Der Finanzdienstleister Hypoport (WKN: 549336 / ISIN: DE0005493365) konnte den Wachstumskurs beim Umsatz fortsetzen. Wie das SDAX-Unternehmen am Mittwochabend überraschend in Berlin mitteilte, wurde im dritten Quartal nach vorläufigen Zahlen gegenüber dem Vorjahreszeitraum ein Umsatzplus von 5 Prozent auf 95 Mio. Euro verbucht. Damit legten die Umsatzerlöse in den ersten neun Monaten 2020 auf Jahressicht um 15 Prozent auf 285 Mio. Euro zu.

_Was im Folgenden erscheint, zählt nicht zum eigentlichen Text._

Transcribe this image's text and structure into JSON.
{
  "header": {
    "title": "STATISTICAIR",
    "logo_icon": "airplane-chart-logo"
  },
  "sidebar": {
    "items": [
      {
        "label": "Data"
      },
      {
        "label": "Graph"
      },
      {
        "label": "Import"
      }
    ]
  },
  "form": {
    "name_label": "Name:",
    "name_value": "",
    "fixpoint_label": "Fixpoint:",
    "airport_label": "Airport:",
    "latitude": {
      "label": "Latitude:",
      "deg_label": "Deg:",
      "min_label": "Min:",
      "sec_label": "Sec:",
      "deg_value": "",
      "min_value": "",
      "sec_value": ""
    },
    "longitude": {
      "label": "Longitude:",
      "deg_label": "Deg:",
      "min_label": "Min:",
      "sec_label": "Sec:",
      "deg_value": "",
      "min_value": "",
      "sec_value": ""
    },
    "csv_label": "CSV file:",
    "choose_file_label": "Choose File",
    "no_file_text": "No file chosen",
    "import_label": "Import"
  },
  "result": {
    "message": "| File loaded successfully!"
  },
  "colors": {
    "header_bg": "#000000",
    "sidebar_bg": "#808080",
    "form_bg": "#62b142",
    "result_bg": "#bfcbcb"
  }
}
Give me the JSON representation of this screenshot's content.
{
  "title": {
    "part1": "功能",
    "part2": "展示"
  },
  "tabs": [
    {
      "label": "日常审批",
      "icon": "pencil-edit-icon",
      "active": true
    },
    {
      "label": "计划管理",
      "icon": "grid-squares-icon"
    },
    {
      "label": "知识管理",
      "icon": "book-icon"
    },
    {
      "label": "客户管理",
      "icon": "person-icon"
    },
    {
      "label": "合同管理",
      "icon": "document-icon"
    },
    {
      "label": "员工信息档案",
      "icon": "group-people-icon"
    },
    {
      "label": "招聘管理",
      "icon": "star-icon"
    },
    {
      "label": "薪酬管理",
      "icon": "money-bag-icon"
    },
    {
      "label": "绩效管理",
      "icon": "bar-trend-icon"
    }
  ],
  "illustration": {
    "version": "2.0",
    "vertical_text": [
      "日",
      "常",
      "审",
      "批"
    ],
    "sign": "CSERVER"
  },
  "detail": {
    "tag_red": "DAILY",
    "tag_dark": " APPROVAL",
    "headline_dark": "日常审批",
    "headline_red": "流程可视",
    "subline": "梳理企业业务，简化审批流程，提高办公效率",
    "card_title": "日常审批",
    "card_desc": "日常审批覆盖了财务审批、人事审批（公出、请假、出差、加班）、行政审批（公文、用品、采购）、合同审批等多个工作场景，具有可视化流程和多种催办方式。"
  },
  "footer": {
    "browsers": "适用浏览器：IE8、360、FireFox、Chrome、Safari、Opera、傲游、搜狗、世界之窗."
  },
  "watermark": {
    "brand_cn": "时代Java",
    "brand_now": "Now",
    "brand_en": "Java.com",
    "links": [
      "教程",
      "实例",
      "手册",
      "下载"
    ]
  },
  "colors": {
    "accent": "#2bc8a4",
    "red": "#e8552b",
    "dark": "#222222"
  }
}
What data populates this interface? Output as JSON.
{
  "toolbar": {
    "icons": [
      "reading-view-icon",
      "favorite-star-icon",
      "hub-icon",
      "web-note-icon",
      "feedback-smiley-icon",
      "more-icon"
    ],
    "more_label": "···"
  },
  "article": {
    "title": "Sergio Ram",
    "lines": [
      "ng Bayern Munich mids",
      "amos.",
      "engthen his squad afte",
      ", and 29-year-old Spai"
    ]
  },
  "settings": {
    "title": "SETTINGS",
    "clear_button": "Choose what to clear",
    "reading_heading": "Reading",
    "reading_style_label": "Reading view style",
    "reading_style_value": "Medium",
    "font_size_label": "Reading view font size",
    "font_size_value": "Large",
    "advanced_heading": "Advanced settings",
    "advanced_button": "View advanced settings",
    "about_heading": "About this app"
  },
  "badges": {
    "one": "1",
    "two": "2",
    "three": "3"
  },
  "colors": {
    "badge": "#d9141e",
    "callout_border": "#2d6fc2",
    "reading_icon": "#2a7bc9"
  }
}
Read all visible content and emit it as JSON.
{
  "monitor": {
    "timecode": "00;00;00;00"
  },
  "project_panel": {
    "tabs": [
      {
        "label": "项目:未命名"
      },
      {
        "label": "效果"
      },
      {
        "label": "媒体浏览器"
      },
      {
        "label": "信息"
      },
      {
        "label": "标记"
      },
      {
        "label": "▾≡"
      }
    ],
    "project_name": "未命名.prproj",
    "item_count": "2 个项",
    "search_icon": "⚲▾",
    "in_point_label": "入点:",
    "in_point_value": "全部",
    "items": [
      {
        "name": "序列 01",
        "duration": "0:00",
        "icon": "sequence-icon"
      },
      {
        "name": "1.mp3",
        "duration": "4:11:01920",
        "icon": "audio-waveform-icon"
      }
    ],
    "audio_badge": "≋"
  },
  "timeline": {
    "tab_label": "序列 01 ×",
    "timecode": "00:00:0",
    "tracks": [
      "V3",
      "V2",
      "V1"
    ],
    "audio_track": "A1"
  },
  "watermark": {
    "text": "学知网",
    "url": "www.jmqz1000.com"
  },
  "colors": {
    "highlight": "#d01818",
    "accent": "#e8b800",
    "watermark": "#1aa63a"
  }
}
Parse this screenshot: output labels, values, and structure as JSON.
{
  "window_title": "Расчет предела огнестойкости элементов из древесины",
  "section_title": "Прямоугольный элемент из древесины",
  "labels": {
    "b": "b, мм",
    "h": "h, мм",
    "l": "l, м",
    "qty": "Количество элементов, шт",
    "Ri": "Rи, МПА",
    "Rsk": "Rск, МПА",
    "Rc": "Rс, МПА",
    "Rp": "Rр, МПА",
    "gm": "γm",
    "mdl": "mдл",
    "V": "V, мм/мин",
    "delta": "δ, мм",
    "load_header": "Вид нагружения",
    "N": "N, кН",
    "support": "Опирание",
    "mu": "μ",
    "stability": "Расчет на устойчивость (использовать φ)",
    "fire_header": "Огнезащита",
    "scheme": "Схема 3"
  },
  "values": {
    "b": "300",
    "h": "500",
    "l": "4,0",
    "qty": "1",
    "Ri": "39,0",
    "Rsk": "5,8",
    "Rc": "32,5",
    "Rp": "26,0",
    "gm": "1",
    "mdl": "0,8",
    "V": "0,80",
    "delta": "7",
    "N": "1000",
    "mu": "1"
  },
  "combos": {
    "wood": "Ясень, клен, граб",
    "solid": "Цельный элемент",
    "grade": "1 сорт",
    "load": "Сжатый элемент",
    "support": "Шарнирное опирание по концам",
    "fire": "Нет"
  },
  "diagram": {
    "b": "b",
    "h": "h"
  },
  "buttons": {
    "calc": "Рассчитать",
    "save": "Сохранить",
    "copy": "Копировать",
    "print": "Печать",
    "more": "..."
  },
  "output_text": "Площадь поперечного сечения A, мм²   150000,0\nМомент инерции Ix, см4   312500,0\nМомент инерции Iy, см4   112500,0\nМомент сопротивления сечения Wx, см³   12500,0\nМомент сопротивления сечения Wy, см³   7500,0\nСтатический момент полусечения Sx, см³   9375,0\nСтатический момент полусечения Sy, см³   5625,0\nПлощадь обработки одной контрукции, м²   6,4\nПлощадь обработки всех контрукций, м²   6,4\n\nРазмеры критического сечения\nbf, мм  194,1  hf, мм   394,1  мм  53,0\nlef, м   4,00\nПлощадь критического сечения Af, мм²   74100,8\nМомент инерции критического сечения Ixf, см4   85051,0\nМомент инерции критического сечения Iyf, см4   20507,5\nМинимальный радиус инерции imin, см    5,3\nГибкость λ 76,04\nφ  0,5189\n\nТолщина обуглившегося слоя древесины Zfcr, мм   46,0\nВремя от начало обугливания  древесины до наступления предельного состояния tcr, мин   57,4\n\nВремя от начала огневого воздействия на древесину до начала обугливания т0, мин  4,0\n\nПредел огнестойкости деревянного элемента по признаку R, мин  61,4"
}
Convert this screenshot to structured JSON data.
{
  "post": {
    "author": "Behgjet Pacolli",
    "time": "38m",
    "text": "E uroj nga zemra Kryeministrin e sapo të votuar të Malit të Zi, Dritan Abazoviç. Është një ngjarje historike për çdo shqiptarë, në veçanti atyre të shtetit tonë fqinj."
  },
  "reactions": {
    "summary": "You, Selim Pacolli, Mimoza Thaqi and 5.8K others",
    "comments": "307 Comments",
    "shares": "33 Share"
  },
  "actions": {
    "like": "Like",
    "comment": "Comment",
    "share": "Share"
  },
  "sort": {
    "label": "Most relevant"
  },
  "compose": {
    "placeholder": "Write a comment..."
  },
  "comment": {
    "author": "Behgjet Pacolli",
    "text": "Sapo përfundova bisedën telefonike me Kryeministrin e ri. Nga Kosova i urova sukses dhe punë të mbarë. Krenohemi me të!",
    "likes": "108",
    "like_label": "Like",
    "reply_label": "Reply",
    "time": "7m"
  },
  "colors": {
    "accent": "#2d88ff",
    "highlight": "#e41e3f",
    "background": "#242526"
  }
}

Der Betriebsgewinn vor Zinsen und Steuern (EBIT) brach im dritten Quartal gegenüber dem Vorjahreszeitraum um 20 Prozent auf etwa 7 Mio. Euro ein. Das EBIT der ersten neun Monate 2020 lag mit 24 Mio. Euro dagegen nur leicht unter dem Vorjahresniveau (25 Mio. Euro).

Wegfall von Projektgeschäft

Laut dem Unternehmen, das ein Netzwerk von Technologieunternehmen für die Kredit-, Immobilien- und Versicherungswirtschaft als Muttergesellschaft umfasst, resultierte das geringere EBIT im dritten Quartal im Wesentlichen aus dem strategisch beabsichtigten Wegfall von Projektgeschäft in den Segmenten Immobilienplattform und Versicherungsplattform. Der ausführliche Zwischenbericht mit den endgültigen Zahlen soll am 2. November veröffentlicht werden.